Thursday, October 9, 2008

Losing Nevaeh

I remember when I first saw the new little twin girls in our module. They were the mirror images their names, Heaven and Nevaeh, would imply. Tiny, under two pounds, and stubborn, I would watch them kick their feisty little legs when I walked past their isolettes. You see, I had to walk past all of the babies because our little girl had been relegated to isolation in the back of the module due to a MRSA infection.

In all the days I saw these babies, I never saw anyone visit them. I asked my husband if perhaps he saw their parents when he was there later in the night. Nope. "On the sly", I asked other parents and nurses if they'd seen anyone visit these pretty little girls. The parents told me "no" outright; the nurses said it all with their eyes. It made me sad and it made me angry. I tried to figure out how anyone wouldn't do anything necessary to see their children. The little girls got stronger and there was talk of transferring them back to their original hospital.

I went in to visit C. one day armed with a cooler full of expressed breast milk. As I walked up to our module, I saw the shade pulled. A sign read: "This module is temporarily closed. We apologize for the inconvenience." What? I had never seen that before. The director of family support was standing outside the door with very sad eyes. I looked at her in panic. She said very softly, "It's not your daughter. She's doing fine."

Relief almost brought me to my knees. "Thank you, Lord!" I wanted to shout. But isn't that awful? Isn't it incredibly selfish that, if I tell the absolute truth, many minutes passed before I even wondered whose baby it was. I was just so relieved it wasn't our little girl.

I had to continue calling throughout the afternoon to see when the module would re-open. When I was finally able to visit, I saw the empty isolette. And then I knew. It was Nevaeh. Heaven carried on with her antics across the room, but it wasn't the same. It wasn't like the other times when there would be a spirited little girl on either side of the aisle.

I later learned that Nevaeh's mother hadn't come when she heard her daughter was losing the fight. A nurse held that tiny little girl as she took her last breaths. The mother showed up a day later, as I wrote yesterday, in a black T-shirt with "RIP Nevaeh" silk-screened across the front.

Although I felt like I knew these little twins, I didn't know the mother at all. I heard through "the grapevine" that she was a 15-year old rape victim.
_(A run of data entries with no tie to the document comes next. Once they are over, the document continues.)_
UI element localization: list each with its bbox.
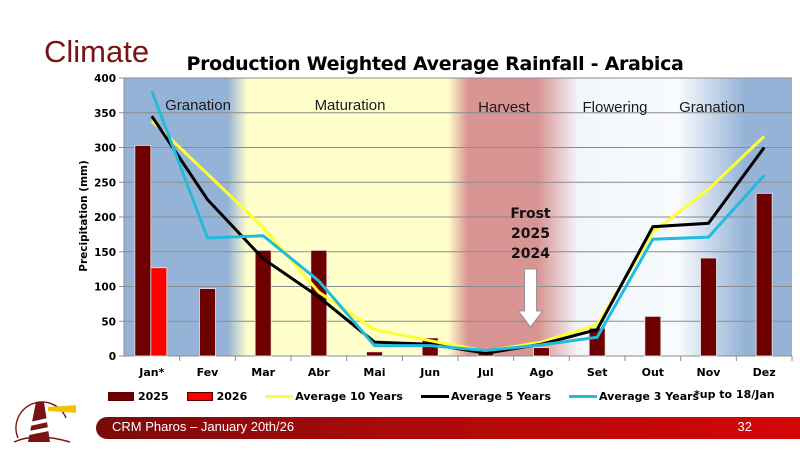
bar-2026 xyxy=(150,267,168,357)
bar-2025 xyxy=(199,288,216,357)
line-average-3-years xyxy=(150,90,766,352)
legend-swatch-avg3 xyxy=(569,394,598,398)
legend-2025: 2025 xyxy=(108,390,169,403)
x-tick-label: Set xyxy=(587,366,608,379)
phase-label: Granation xyxy=(165,97,231,114)
y-tick-label: 400 xyxy=(94,73,116,85)
x-tick-label: Jan* xyxy=(138,366,164,379)
x-tick-label: Jun xyxy=(419,366,440,379)
legend-swatch-avg5 xyxy=(420,394,449,398)
page-number: 32 xyxy=(737,419,752,434)
bars xyxy=(134,145,773,357)
bar-2025 xyxy=(254,249,272,357)
legend-label: Average 10 Years xyxy=(295,389,403,403)
y-tick-label: 300 xyxy=(94,143,116,155)
x-tick-label: Dez xyxy=(753,366,776,379)
x-tick-label: Fev xyxy=(197,366,220,379)
chart-title: Production Weighted Average Rainfall - A… xyxy=(186,53,684,75)
frost-annotation: Frost 2025 2024 xyxy=(510,206,551,328)
y-tick-label: 0 xyxy=(109,351,116,363)
bar-2025 xyxy=(644,315,662,357)
annotation-text: 2024 xyxy=(511,246,550,262)
legend-avg5: Average 5 Years xyxy=(420,389,552,403)
x-tick-label: Out xyxy=(642,366,664,379)
phase-label: Maturation xyxy=(315,97,386,114)
x-tick-label: Mai xyxy=(363,366,385,379)
phase-label: Granation xyxy=(679,99,745,116)
legend-label: Average 3 Years xyxy=(599,389,700,403)
y-tick-label: 100 xyxy=(94,282,116,294)
legend-swatch-avg10 xyxy=(265,394,294,398)
y-tick-label: 200 xyxy=(94,212,116,224)
phase-label: Harvest xyxy=(478,99,531,116)
legend-2026: 2026 xyxy=(186,389,248,403)
down-arrow-icon xyxy=(517,268,544,328)
y-axis-ticks: 0 50 100 150 200 250 300 350 400 xyxy=(94,73,125,363)
y-tick-label: 350 xyxy=(94,108,116,120)
footer-text: CRM Pharos – January 20th/26 xyxy=(112,419,295,434)
legend-label: Average 5 Years xyxy=(450,389,552,403)
x-tick-label: Mar xyxy=(251,366,275,379)
chart-legend: 2025 2026 Average 10 Years Average 5 Yea… xyxy=(108,388,717,404)
lighthouse-logo-icon xyxy=(13,401,76,443)
x-tick-label: Nov xyxy=(697,366,722,379)
bar-2025 xyxy=(533,347,550,357)
footnote: *up to 18/Jan xyxy=(694,388,775,401)
bar-2025 xyxy=(700,257,717,357)
bar-2025 xyxy=(366,351,383,357)
y-tick-label: 250 xyxy=(94,177,116,189)
slide-title: Climate xyxy=(44,34,150,69)
y-axis-label: Precipitation (mm) xyxy=(78,160,90,271)
legend-label: 2025 xyxy=(138,389,169,403)
x-tick-label: Abr xyxy=(308,366,330,379)
legend-avg3: Average 3 Years xyxy=(569,390,699,403)
x-axis-ticks: Jan* Fev Mar Abr Mai Jun Jul Ago Set Out Nov Dez xyxy=(138,356,793,379)
bar-2025 xyxy=(134,145,152,357)
lines xyxy=(150,90,766,355)
annotation-text: Frost xyxy=(510,206,551,222)
bar-2025 xyxy=(755,192,773,357)
legend-avg10: Average 10 Years xyxy=(265,390,403,403)
rainfall-chart: 0 50 100 150 200 250 300 350 400 Jan* Fev Mar Abr Ma… xyxy=(78,73,793,379)
x-tick-label: Ago xyxy=(530,366,554,379)
y-tick-label: 150 xyxy=(94,247,116,259)
legend-swatch-2026 xyxy=(186,391,213,401)
legend-swatch-2025 xyxy=(108,391,134,401)
phase-labels: Granation Maturation Harvest Flowering Grana… xyxy=(165,97,745,116)
phase-label: Flowering xyxy=(582,99,647,116)
y-tick-label: 50 xyxy=(101,316,116,328)
legend-label: 2026 xyxy=(216,389,248,403)
annotation-text: 2025 xyxy=(511,226,550,242)
x-tick-label: Jul xyxy=(477,366,494,379)
footer-bar xyxy=(96,417,800,439)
I don't know how true that is, but I can tell you she did appear very young and, if that tale is true, it may explain why we didn't see much of a presence from her.

I grieved with the nurses. I recalled the tiny aqua bow that looked so cute in her ebony curls. The tears sparkled in their eyes and I knew this little girl had touched their hearts deeply. Heaven was eventually transferred out to her original hospital... but without her sister.

That first loss was a lesson to me. It was a shocking blast of ice-cold reality. It was also a test of my compassion. It took a lot for me to pray for that young mother and pity her. To try to understand that she was hurting, albeit in a different way than I might expect.

Still reeling from that experience, I took comfort in the incredibly strong faith of a couple I had met in the family lounge. They told me about their beautiful son Nathaniel who had been born missing one lung and his diaphragm.

I'll tell you more about his story soon...

1 comment:

Ryann said...

While we were at Riley, there was a little girl who also didn't have visitors. The nurses took it upon themselves to take her under their wing. As soon as she was old enough to be held, they would all take turns rocking her and caring for her in the way a mother would.

We spent a lot of time at the hospital, but because I only had a certain amount of time off of work, I ended up having to go back to work while Addy was still in the NICU. It was the most difficult thing I had to do. I would work all day then spend the evenings by her bedside. We lived close enough to the hospital, we didn't have to stay at the Ronald McDonald house... but there were nights I wish I could have. Those nights when you know each second you have is precious and uncertain.

I'm sure there were many families in the NICU that saw our daughter's bedside empty during the day and wondered why we weren't there. It made me realize that this other little girl that didn't have visitors might be in a similar situation. Turns out she was. The mother and father lived hours away and couldn't be away from home becuase they had another child and jobs. They did come when they could, although not often. It made me feel sad for that mother that she had to be so far away from her daughter for so long.

I was lucky enough that when Addy was released from the hospital, I was able to take an additional 6 weeks off to stay home with her. I was glad to have given up those 6 weeks I could have spent sitting by her side, not being able to hold her in exchange for the 6 weeks of bonding we had when she came home. Obviously, I wish I had all the time in the world to spend with her, but it all worked out for us.